= Alain Boublil =

French musical theatre lyricist and librettist (born 1941)

Alain Boublil (born 5 March 1941) is a French national musical theatre lyricist and librettist, best known for his collaborations with the composer Claude-Michel Schönberg for musicals on Broadway and London's West End. These include La Révolution Française (1973), Les Misérables (1980), Miss Saigon (1989), Martin Guerre (1996), The Pirate Queen (2006), and Marguerite (2008).

==Life and career==
Boublil was born in Tunisia, to a Sephardic Jewish family. Boublil's first musical, La Révolution Française, was the first-ever staged French rock opera. It was conceived by Boublil in 1973 after he watched the premiere of Jesus Christ Superstar in New York. The composer was Claude-Michel Schönberg, with whom Boublil has since collaborated on a number of successful projects, including Les Misérables and Miss Saigon. Les Misérables first opened in Paris in 1980.

On 8 October 1985, an English-language production of Les Misérables produced by Cameron Mackintosh and directed by Trevor Nunn and John Caird premiered in London at The Royal Shakespeare Company's Barbican Theatre. The show transferred to the West End's Palace Theatre on 4 December 1985. It is the longest-running musical in West End history.

===Les Misérables===

Productions based on the Nunn/Mackintosh staging of Les Misérables have been staged all over the world, including a second French production which opened in Paris in 1991. Worldwide, Les Misérables has been seen by over 50 million people, with a total box office gross of over $1.8 billion.

===Miss Saigon===

Miss Saigon opened in London on 20 September 1989 where it played for 10 consecutive successful years at the Drury Lane Theatre.
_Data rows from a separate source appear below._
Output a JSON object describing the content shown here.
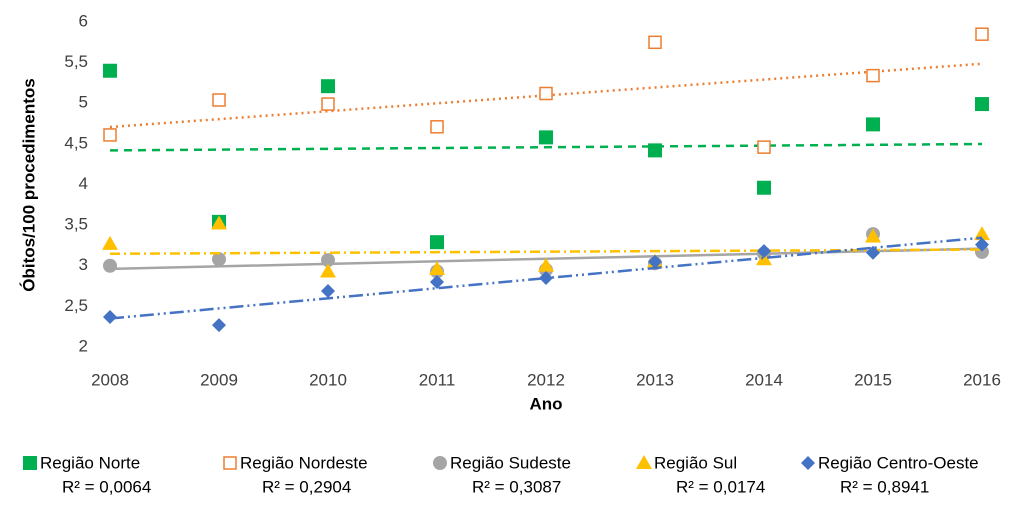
{
  "chart_data": {
    "type": "scatter",
    "x_label": "Ano",
    "y_label": "Óbitos/100 procedimentos",
    "xlim": [
      2008,
      2016
    ],
    "xticks": [
      2008,
      2009,
      2010,
      2011,
      2012,
      2013,
      2014,
      2015,
      2016
    ],
    "ylim": [
      2,
      6
    ],
    "yticks": [
      2,
      {
        "value": 2.5,
        "label": "2,5"
      },
      3,
      {
        "value": 3.5,
        "label": "3,5"
      },
      4,
      {
        "value": 4.5,
        "label": "4,5"
      },
      5,
      {
        "value": 5.5,
        "label": "5,5"
      },
      6
    ],
    "x": [
      2008,
      2009,
      2010,
      2011,
      2012,
      2013,
      2014,
      2015,
      2016
    ],
    "trendline": true,
    "series": [
      {
        "name": "Região Norte",
        "color": "#00b050",
        "marker": "square",
        "trend_dash": "8,6",
        "r2_label": "R² = 0,0064",
        "values": [
          5.4,
          3.54,
          5.21,
          3.29,
          4.58,
          4.42,
          3.96,
          4.74,
          4.99
        ]
      },
      {
        "name": "Região Nordeste",
        "color": "#ed7d31",
        "marker": "square-open",
        "trend_dash": "2,4",
        "r2_label": "R² = 0,2904",
        "values": [
          4.61,
          5.04,
          4.99,
          4.71,
          5.12,
          5.75,
          4.46,
          5.34,
          5.85
        ]
      },
      {
        "name": "Região Sudeste",
        "color": "#a5a5a5",
        "marker": "circle",
        "trend_dash": "",
        "r2_label": "R² = 0,3087",
        "values": [
          3.0,
          3.08,
          3.07,
          2.93,
          2.95,
          3.03,
          3.15,
          3.39,
          3.17
        ]
      },
      {
        "name": "Região Sul",
        "color": "#ffc000",
        "marker": "triangle",
        "trend_dash": "10,4,2,4",
        "r2_label": "R² = 0,0174",
        "values": [
          3.27,
          3.52,
          2.93,
          2.96,
          3.0,
          3.05,
          3.08,
          3.36,
          3.39
        ]
      },
      {
        "name": "Região Centro-Oeste",
        "color": "#4472c4",
        "marker": "diamond",
        "trend_dash": "14,4,2,4,2,4",
        "r2_label": "R² = 0,8941",
        "values": [
          2.37,
          2.27,
          2.69,
          2.8,
          2.85,
          3.05,
          3.18,
          3.16,
          3.26
        ]
      }
    ]
  }
}
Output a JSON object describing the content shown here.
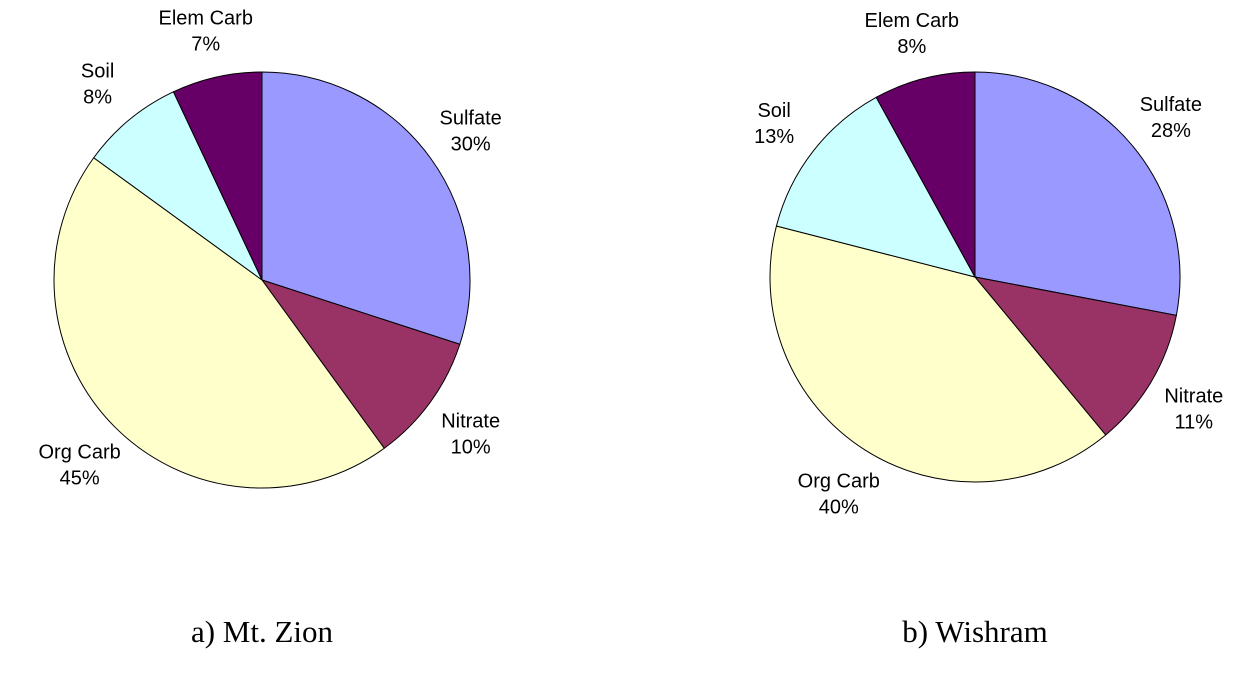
{
  "chart_data": [
    {
      "type": "pie",
      "title": "a) Mt. Zion",
      "categories": [
        "Sulfate",
        "Nitrate",
        "Org Carb",
        "Soil",
        "Elem Carb"
      ],
      "values": [
        30,
        10,
        45,
        8,
        7
      ],
      "value_labels": [
        "30%",
        "10%",
        "45%",
        "8%",
        "7%"
      ],
      "colors": [
        "#9999ff",
        "#993366",
        "#ffffcc",
        "#ccffff",
        "#660066"
      ]
    },
    {
      "type": "pie",
      "title": "b) Wishram",
      "categories": [
        "Sulfate",
        "Nitrate",
        "Org Carb",
        "Soil",
        "Elem Carb"
      ],
      "values": [
        28,
        11,
        40,
        13,
        8
      ],
      "value_labels": [
        "28%",
        "11%",
        "40%",
        "13%",
        "8%"
      ],
      "colors": [
        "#9999ff",
        "#993366",
        "#ffffcc",
        "#ccffff",
        "#660066"
      ]
    }
  ]
}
It spawned two US touring companies, a Toronto production and has been seen by more than 13.2 million people in North America for a gross of $612 million.

===Other works===
With Javier Arroyuelo and Rafael Lopez Sanchez, Boublil worked on the French translation of The Rocky Horror Show for its French premiere in 1975.

Alain and Daniel Boublil created Abbacadabra, a French children's musical based on songs from the pop group ABBA, for French television in 1983.

Martin Guerre reached the West End in 1996 and won the 1997 Olivier Award for Best Musical. Productions on tour in the UK, the US, and Europe followed, but the show failed to repeat the success of its two predecessors.

Boublil also wrote the play Le Journal d'Adam et Eve, based on two short stories by Mark Twain. It premiered in Paris in 1994 at Le Petit Montparnasse.

He has worked on the stage adaptation of Jacques Demy's Les Demoiselles de Rochefort, together with composer Michel Legrand, that opened at Le Palais des Congrès in 2003.

Boublil and Schönberg's The Pirate Queen—a musical about the 16th century Irish pirate, chieftain, and adventuress Grace O'Malley—debuted at Chicago's Cadillac Palace Theatre in fall 2006. It then moved to Broadway, where it closed in 2007. The musical starred Stephanie J. Block as Grace and Hadley Fraser as Tiernan.

The musical Marguerite is by Alain Boublil and Claude-Michel Schönberg, and includes music by Michel Legrand and lyrics by Herbert Kretzmer. Set during World War II in occupied Paris and inspired by the romantic novel The Lady of the Camellias (by Alexandre Dumas, fils), Marguerite is about the mistress of a high-ranking German officer who attracts the love of a pianist half her age. The musical premiered on 6 May 2008 at the Royal Haymarket Theatre in London. Marguerite received its London revival at the Tabard Theatre, Chiswick in October 2012. Staged by Alex Parker Productions, the revised show had a new book by Boublil and Guy Unsworth, and a reworked score (adaptation, orchestration and arrangement) by Jude Obermüller.

He was nominated for Best Original Song at the 70th Golden Globe Awards for the song "Suddenly" from the 2012 film version of Les Misérables.